On the night the Yavapai County Education Foundation crowned Mingus Union High School math teacher Craig Mai as its 24th annual Teacher of the Year. This is the second time in three years that a Mingus Union teacher has won the Yavapai County Education Foundation Teacher of the Year award, as Mike Westcott earned the honor in 2016.
The 2017 honoree Jessica Marks shared how her award last year “changed her life.”
The Glassford Hill Middle School language arts teacher in the Humboldt Unified School District said four years before earning her honor she was fired from a teaching job. She almost left the profession.
Why did she stay?
“Because Home Depot wouldn’t hire me,” she said.
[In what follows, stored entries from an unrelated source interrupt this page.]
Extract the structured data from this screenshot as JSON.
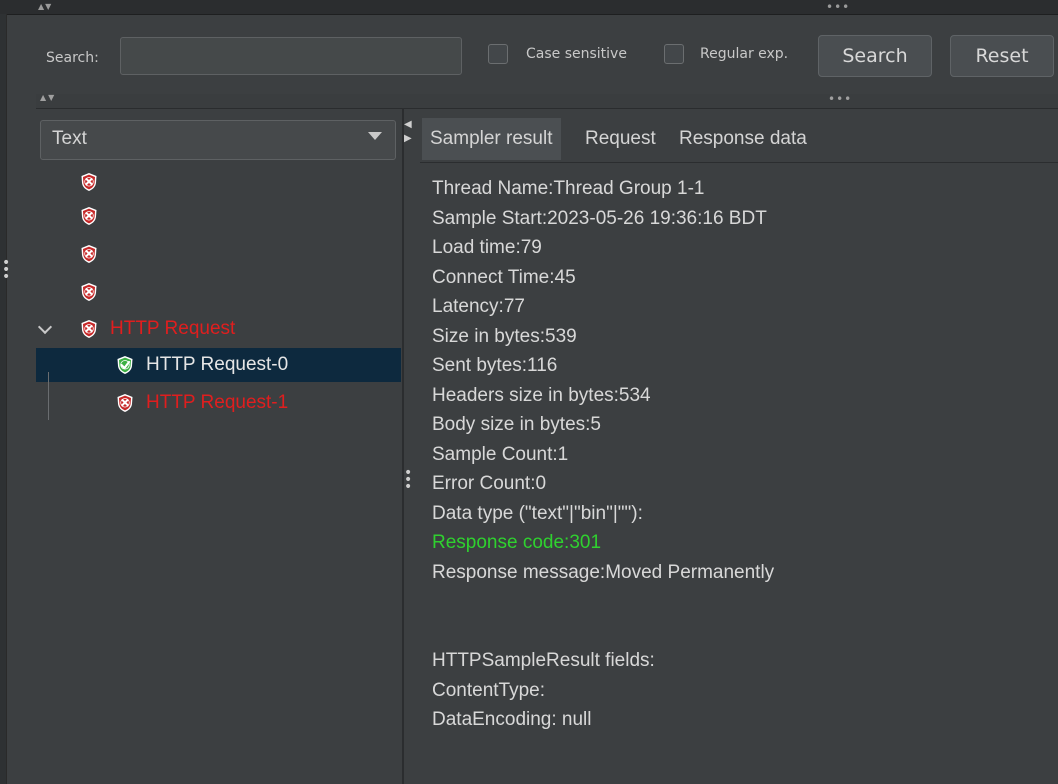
{
  "search": {
    "label": "Search:",
    "value": "",
    "case_sensitive_label": "Case sensitive",
    "case_sensitive_checked": false,
    "regex_label": "Regular exp.",
    "regex_checked": false,
    "search_button": "Search",
    "reset_button": "Reset"
  },
  "renderer": {
    "selected": "Text"
  },
  "tree": {
    "items": [
      {
        "label": "",
        "status": "error",
        "indent": 0
      },
      {
        "label": "",
        "status": "error",
        "indent": 0
      },
      {
        "label": "",
        "status": "error",
        "indent": 0
      },
      {
        "label": "",
        "status": "error",
        "indent": 0
      },
      {
        "label": "HTTP Request",
        "status": "error",
        "indent": 0,
        "expanded": true
      },
      {
        "label": "HTTP Request-0",
        "status": "success",
        "indent": 1,
        "selected": true
      },
      {
        "label": "HTTP Request-1",
        "status": "error",
        "indent": 1
      }
    ]
  },
  "tabs": [
    {
      "label": "Sampler result",
      "active": true
    },
    {
      "label": "Request",
      "active": false
    },
    {
      "label": "Response data",
      "active": false
    }
  ],
  "sampler_result": {
    "lines": [
      "Thread Name:Thread Group 1-1",
      "Sample Start:2023-05-26 19:36:16 BDT",
      "Load time:79",
      "Connect Time:45",
      "Latency:77",
      "Size in bytes:539",
      "Sent bytes:116",
      "Headers size in bytes:534",
      "Body size in bytes:5",
      "Sample Count:1",
      "Error Count:0",
      "Data type (\"text\"|\"bin\"|\"\"):",
      "Response code:301",
      "Response message:Moved Permanently",
      "",
      "",
      "HTTPSampleResult fields:",
      "ContentType:",
      "DataEncoding: null"
    ]
  },
  "colors": {
    "background": "#3c3f41",
    "error_text": "#e01e1e",
    "success_icon": "#3cb043",
    "error_icon": "#c62828",
    "response_code": "#2fd12f",
    "selection": "#0d293e"
  }
}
Marks said the year she was selected was one of the worst of her life – her personal life and finances were in chaos and she wasn’t sure where she was headed. With the financial gift that comes with the Teacher of the Year Award – a total of $7,000 to the top winner – she is about to buy her own home.
With a second chance to prove her teaching worth,
Marks said she invested “all of my energy and heart” into her students. She rebounded; a life lesson she has passed to her classes.
Not every day is sunshine and warm fuzzies: “kids are silly, charming and strange,” Marks said.
Some days, Marks declared, she leaves the school elated with how a lesson resonated. On another, she is sad to hear a student has contemplated suicide, or a parent has been sent to jail.
“And I’m teaching the semi-colon,” Marks said.
In communities across the state this week, teachers have protested the need for more dollars, not just to pay their bills, but to elevate education as a whole for today, tomorrow and the years to come.
“We’re in it for the kids,” said Marks, noting that with a master’s degree and nine years of teaching experience she earns $600 in her weekly paycheck; she earns $500 on a weekend selling beer at a golf course. “We would take a bullet for our kids – some of us have.”
For more than three hours, Yavapai County teachers were center stage.
Seventy-two teachers were nominated in six categories; 17 emerged as finalists and six as winners. Prescott Mile High Middle School seventh-grade language arts teacher Summer Ammons won Outstanding First Year Teacher.
The other category winners are: K-5: Allison McElwee, third grade at Mountain View Elementary School in Humboldt; Cross Grades Specialist K-8: Shelly Zale, reading specialist at Dr. Daniel Bright Elementary School in Cottonwood-Oak Creek; 6-8: Jenene Jackson, sixth-grade science and spelling/phonics at Mountain View Elementary School in Humboldt; High School: Craig Mai, mathematics at Mingus Union High School; and Cross Grades Specialist 9-12: Prescott High School Retired United Air Force Lt. Col. William DeKemper, department chairman for the Air Force JROTC program.
At the start of the program, Yavapai County Board Supervisor Craig Brown read a proclamation from the full board declaring this Yavapai County Teacher Week. He declared teachers to be the “heart and soul” of our communities; men and women who help define success for the “nation’s youngest citizens.”
In her role as the evening’s mistress of ceremonies, Chino Valley Assistant Superintendent Cindy Daniels lauded teaches for continually going above and beyond.
In a funny litany of duties, Daniels outlined how teachers answer the question, “What did you do today?”
Fed a hungry child from a desk stash; bandaged a skinned knee; taught values of democracy, how to balance a checkbook and interpret the periodic table; disciplined a bully; handed out crayons for an art project; read aloud a story; provided instruction on technology and sex education; and counseled students to stay away from drugs and alcohol. All before the lunch bell chimed.
“In the face of great challenges, the people in this room inspire,” Daniels said. “Everyone can name a teacher that changed their life.”
Following in Marks’ footsteps with the top honor, Mai, a former AT&T engineer who is now finishing his 20th year as a math teacher at Mingus High, said he cannot help but feel somewhat unworthy and “scared to death” by the responsibility that comes with such an honor.
Yet he is also emboldened by the company in which he finds himself, Mai suggested.
Listening to others talk about the difficulties of the last week, one that saw teachers walking out of classrooms to convince lawmakers that education needs to be the state’s top priority, Mai said he took a different view. He saw it the week as a win for his chosen profession.
Raising his voice, Mai said it was “amazing to be an educator in Arizona this week.”
“I’m so proud to be one of you,” Mai said to booming applause and a standing ovation.